When the high school choir had its concert in October, one of the numbers was called "A Cappella Overtures." I knew that "a cappella" meant singing without instrumental accompaniment, but what was the story behind the word? I looked it up and discovered it comes from Italy and means "in chapel style." Centuries ago, religious music composed for use in chapels was usually for voices only since chapels were so small they had no organs.

Another example arose while listening to a reporter on National Public Radio who remarked how Missouri had lost its bellwether status. Voters in that state had very consistently in the past voted for the person who would become president. But in this year's race, the state went for John McCain - the man who lost the national election.

So what in the world is a bellwether?

The reporter later explained that a wether is a male sheep, more specifically a castrated one, that leads the herd wearing a bell.

The recent high school performances of "Guys and Dolls" not only included many words with unusual origins, but some whose meanings have been lost to most people since the play was first performed in 1950. One we still recognize is "craps," a gambling game with two dice. Husband Art, despite knowing how to play it, was no help on the origin of the word. Several Internet sites said the beginning was a matter of conjecture among historians. It is generally believed the game evolved from another claimed to be invented by Englishman Sir William of Tyre and his knights during the Crusades around 1125 A.D. It was then called Hazard, but even the source for that name is in doubt. Some say it was derived from a castle named Hazarth to which Sir William and his crusaders had laid siege, but other scholars believe it originated from an Arabic dice game "Al Zar" that had migrated to Europe before the 12th century.

The game is believed to have been brought to America by early British settlers. The lowest number that can be rolled is a single spot on each die. It is a losing roll and American players call it "snake eyes." The French learned the game from the British and French sailors played it on the wharves of New Orleans in the early 19th century. The French apparently chose a different animal's eyes to associate with the losing roll and called out "crabs" when it appeared. To Americans, it sounded like "craps" and the name stuck.

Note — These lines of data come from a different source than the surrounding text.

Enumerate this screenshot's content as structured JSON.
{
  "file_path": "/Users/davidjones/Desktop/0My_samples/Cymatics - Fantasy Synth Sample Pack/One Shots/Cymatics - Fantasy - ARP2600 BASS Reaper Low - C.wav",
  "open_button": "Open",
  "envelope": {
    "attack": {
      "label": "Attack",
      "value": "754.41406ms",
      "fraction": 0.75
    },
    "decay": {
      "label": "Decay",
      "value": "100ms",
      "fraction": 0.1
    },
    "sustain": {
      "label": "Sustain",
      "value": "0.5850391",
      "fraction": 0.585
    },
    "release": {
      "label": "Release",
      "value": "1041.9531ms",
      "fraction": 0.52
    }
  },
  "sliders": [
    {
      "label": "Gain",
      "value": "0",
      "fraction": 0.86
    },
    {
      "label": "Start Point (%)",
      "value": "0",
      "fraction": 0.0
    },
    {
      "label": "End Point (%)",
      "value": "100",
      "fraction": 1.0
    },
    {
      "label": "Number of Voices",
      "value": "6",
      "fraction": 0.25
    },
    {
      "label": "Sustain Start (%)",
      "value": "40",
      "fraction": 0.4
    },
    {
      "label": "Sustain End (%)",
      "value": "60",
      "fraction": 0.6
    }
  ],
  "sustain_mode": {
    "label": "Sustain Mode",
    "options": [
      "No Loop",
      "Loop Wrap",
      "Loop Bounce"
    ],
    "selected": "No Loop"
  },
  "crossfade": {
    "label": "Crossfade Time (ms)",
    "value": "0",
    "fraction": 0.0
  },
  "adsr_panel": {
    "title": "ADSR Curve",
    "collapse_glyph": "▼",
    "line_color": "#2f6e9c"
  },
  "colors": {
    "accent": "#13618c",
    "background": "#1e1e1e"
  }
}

The term "Hollanderize" was used in "Guys and Dolls" and is an example of a word whose meaning is now lost. The dancers sing, "Take back your mink to from whence it came. And tell them to Hollanderize it for some other dame!" Art checked that one out and discovered that Seymour Kass, in a 1992 letter to the editor of the New York Times, explained that when he worked as a furrier for his father in the 1940s and 1950s, Hollanderize meant to dye the cheaper and widely-worn muskrat coats to give them the look of mink. The word came from the Albert Hollander & Son company on West 29th Street.

At another juncture in the play, when one character objects to something as not good etiquette, Harry the Horse says, "Show me where it says that in Emily Post." That line refers to the woman of the same name who hosted radio shows and wrote a newspaper column beginning in the 1930s about which social actions were in good taste and which ones weren't.

Sky also says anyone who "does not conduct himself according to Hoyle" will need to report to him. Art knew part of the story behind this phrase. Edmund Hoyle lived in the 17th Century and was noted for recording the rules of games, particularly card games. Art said he learned how to play gin rummy by reading the "Book of Hoyle" when he was young.

Nathan's girlfriend Adelaide, in a song where she rejects unwanted advances, sang, "I'm not flat as all that." Boy, Art must be old because he knew this one too. Someone who is low on money or had no money was once referred to as being flat broke or just flat.

So now I wonder what words we use regularly today that our grandchildren will have no idea where they came from or may not even use. Times change and so does our vocabulary.